Beneficial effect of basic fibroblast growth factor on the repair of full-thickness defects in rabbit articular cartilage.

Abstract

The effects of exogenous basic fibroblast growth factor (bFGF) on the repair of full-thickness cartilage defects were examined. Four-millimeter diameter, cylindrical defects were made in rabbit articular cartilage and were filled with human recombinant bFGF. The addition of bFGF to the defect induced the formation of a thick cartilage layer composed of chondrocytes and a metachromatic-stained matrix after 6 weeks. The score of the bFGF-treated tissue, as evaluated by a semiquantitative histological scale, was significantly higher than that of the untreated tissue. At 24 weeks, the cartilage-like matrix that contained the proteoglycans and type II collagen was thicker in the bFGF-treated tissue than in the untreated tissue. Immunohistochemical analysis of the tissues at 6-12 weeks with an anti-bFGF monoclonal antibody suggested that a single application of bFGF increased the number of differentiating chondrocytes that synthesized bFGF at a high level.
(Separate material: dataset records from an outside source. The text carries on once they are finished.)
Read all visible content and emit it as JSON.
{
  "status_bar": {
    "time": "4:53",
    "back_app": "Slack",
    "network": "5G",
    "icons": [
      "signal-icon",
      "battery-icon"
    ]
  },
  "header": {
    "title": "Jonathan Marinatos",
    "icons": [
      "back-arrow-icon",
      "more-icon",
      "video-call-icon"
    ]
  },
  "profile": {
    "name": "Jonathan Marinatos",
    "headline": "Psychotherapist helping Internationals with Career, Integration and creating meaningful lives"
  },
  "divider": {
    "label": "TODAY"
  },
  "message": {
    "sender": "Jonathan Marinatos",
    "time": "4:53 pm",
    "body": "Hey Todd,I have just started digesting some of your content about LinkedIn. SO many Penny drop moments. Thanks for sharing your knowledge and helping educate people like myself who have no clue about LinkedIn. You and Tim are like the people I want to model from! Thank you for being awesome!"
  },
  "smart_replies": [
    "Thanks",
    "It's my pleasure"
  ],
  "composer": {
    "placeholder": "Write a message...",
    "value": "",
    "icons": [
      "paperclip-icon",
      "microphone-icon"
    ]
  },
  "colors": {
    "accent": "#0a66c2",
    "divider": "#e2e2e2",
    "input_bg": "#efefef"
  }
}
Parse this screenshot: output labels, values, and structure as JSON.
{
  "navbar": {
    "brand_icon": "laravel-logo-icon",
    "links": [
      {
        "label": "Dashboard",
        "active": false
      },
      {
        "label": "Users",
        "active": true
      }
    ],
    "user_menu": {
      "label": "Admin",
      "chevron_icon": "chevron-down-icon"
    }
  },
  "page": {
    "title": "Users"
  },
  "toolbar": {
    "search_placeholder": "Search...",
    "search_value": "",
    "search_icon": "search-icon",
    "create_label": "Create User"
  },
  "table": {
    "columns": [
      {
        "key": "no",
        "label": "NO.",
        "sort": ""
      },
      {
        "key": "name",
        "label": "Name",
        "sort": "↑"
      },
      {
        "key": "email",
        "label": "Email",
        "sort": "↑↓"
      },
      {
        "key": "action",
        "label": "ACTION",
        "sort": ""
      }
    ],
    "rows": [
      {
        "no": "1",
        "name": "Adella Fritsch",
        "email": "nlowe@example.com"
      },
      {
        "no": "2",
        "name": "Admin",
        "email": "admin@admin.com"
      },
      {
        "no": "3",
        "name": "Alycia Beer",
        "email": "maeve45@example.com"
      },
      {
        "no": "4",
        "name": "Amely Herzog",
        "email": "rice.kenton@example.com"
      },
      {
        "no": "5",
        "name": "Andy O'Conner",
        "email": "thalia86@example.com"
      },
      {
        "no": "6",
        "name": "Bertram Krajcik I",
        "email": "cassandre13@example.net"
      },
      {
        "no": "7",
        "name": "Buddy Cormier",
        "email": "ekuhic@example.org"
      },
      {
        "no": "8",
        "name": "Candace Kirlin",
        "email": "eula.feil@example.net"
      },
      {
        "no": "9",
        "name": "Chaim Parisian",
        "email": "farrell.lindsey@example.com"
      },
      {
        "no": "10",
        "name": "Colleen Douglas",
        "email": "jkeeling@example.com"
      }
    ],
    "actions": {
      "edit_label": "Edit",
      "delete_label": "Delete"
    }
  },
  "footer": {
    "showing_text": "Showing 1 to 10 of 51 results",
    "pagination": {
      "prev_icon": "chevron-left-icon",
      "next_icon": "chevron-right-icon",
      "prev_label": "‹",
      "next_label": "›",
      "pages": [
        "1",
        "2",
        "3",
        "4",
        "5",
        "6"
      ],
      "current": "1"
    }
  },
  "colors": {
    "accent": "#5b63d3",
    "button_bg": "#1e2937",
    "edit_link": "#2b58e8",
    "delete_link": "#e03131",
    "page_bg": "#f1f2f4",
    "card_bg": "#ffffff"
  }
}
In contrast, immunostaining of the tissues at 6-12 weeks with a monoclonal antibody against proliferating cell nuclear antigen showed that the number of proliferating cells in the bFGF-treated tissue was fewer than in the untreated tissue. These findings suggest that administration of bFGF into cartilagenous defects promotes the differentiation of chondrocytes and their matrix synthesis, and that this growth factor is useful for improving cartilage repair.